Entretanto, alguns encontros me fizeram poder pensar estas máquinas-humanas de outras maneiras. E é este o meu convite hoje e nas próximas publicações desta coluna que chamaremos de “Coluna Ciborgue”.
Preciado. Beatriz. Manifiesto Contrasexual. Barcelona: Anagrama.
E o que máquinas, ciborgues, feminismo e festival gay de cinema têm em comum? Ou melhor, como pretendo articular tudo isso nesta coluna e nestas publicações periódicas?
Bom, a história começa quando alguns pensamentos dos movimentos feministas se perguntam: “quem são – ou podem ser – hoje as mulheres?”. Deparam-se então com um binarismo (mulheres e homens) e com exclusões. Pois a partir do momento que dizemos mulheres, excluímos gays, trans, intersexuais e até mesmo as lésbicas, ao menos dentro de uma certa perspectiva na qual algumas vozes destes feminismos se colocavam. A questão ainda se agrava quando nos deparamos com as exclusões que se inter-relacionam e que se referem à classe, à raça e ao gênero. Como nos mostrou Donna Haraway – autora do Manifesto Ciborgue – a categoria “mulher” exclui, em uma hierarquia de identidades, as mulheres negras, assim como, a categoria “negro” exclui as mulheres negras. Estas categorizações acabam por se colocar como um âmbito de outras exclusões. Aprendemos que a raça, o gênero e a classe são construções históricas e sociais complexas enredadas pelo colonialismo, o patriarcalismo e o capitalismo burguês. São diferenciações que não se referem à natureza humana, mas às construções sociais que se perfazem em meio às relações de poder e dominação.
O feminismo, portanto, se vê em uma encruzilhada: ou abandona ‘a mulher’ ou no contemporâneo reforça mecanismos de dominação e exclusão. Mas como pode ser o feminismo sem a mulher, ou melhor, devemos dizer sem a categorização mulher.
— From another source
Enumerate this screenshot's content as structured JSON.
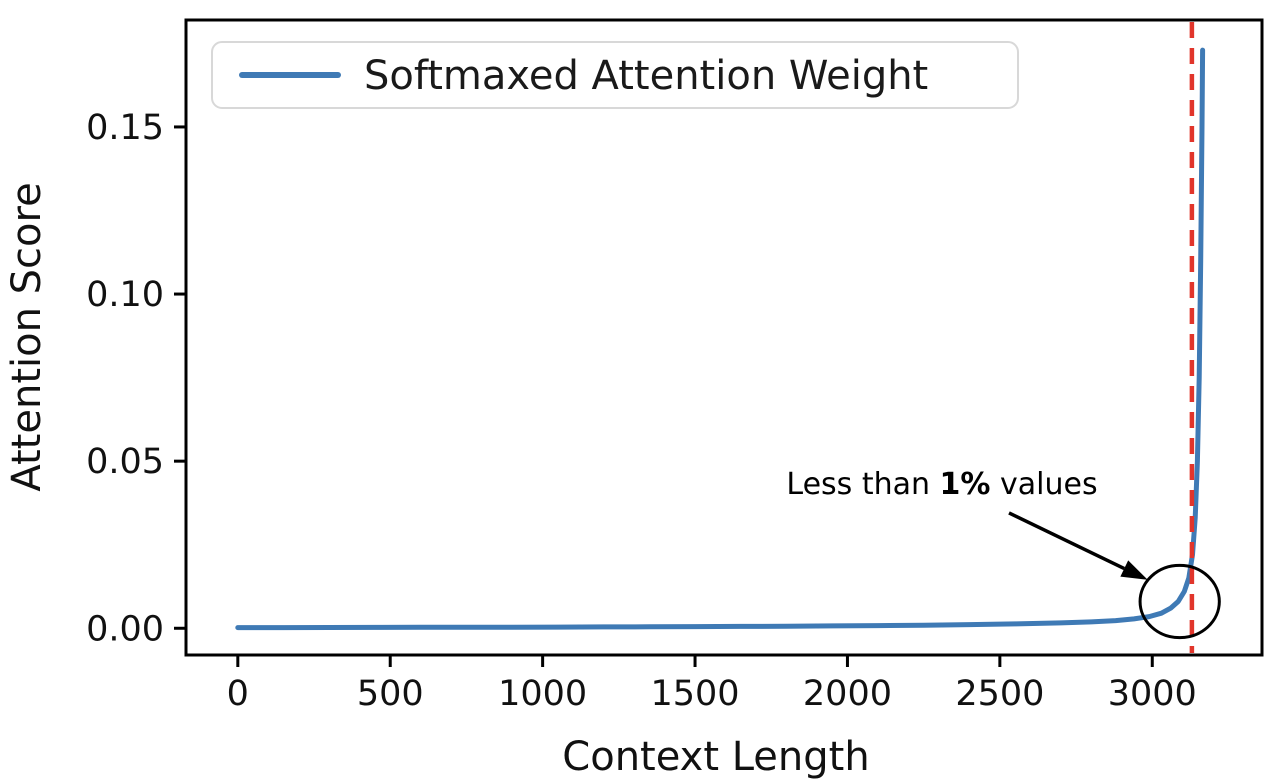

Um certo feminismo, então, se torna ciborgue. Nem homem, nem mulher, nem hetero, nem homo, nem trans, nem humano, nem máquina. Algo entre o ser falante e a máquina. Aqui não se pretende salvar o homem e nem a humanidade. Insalváveis. Alguns vão chamar de pós-feminismo, ou de feminismo pós-moderno, mas não nos importa o nome que nos deem, poderia ser um feminismo queer, mas aqui vamos chamar de feminismo ciborgue.
Mirror's Edge © DICE
Por outro lado, ainda nos inquietam as máquinas. Por que nos aliarmos aos ciborgues? E o que o cinema tem com isso? Vamos por partes.
Na grande maioria das vezes que entre as pessoas eu começo a me colocar como ciborgue eu percebo um estranhamento nos olhares, mas o mais instigante é quando faço coro com a Donna Haraway e digo “Somos todos Ciborgues”.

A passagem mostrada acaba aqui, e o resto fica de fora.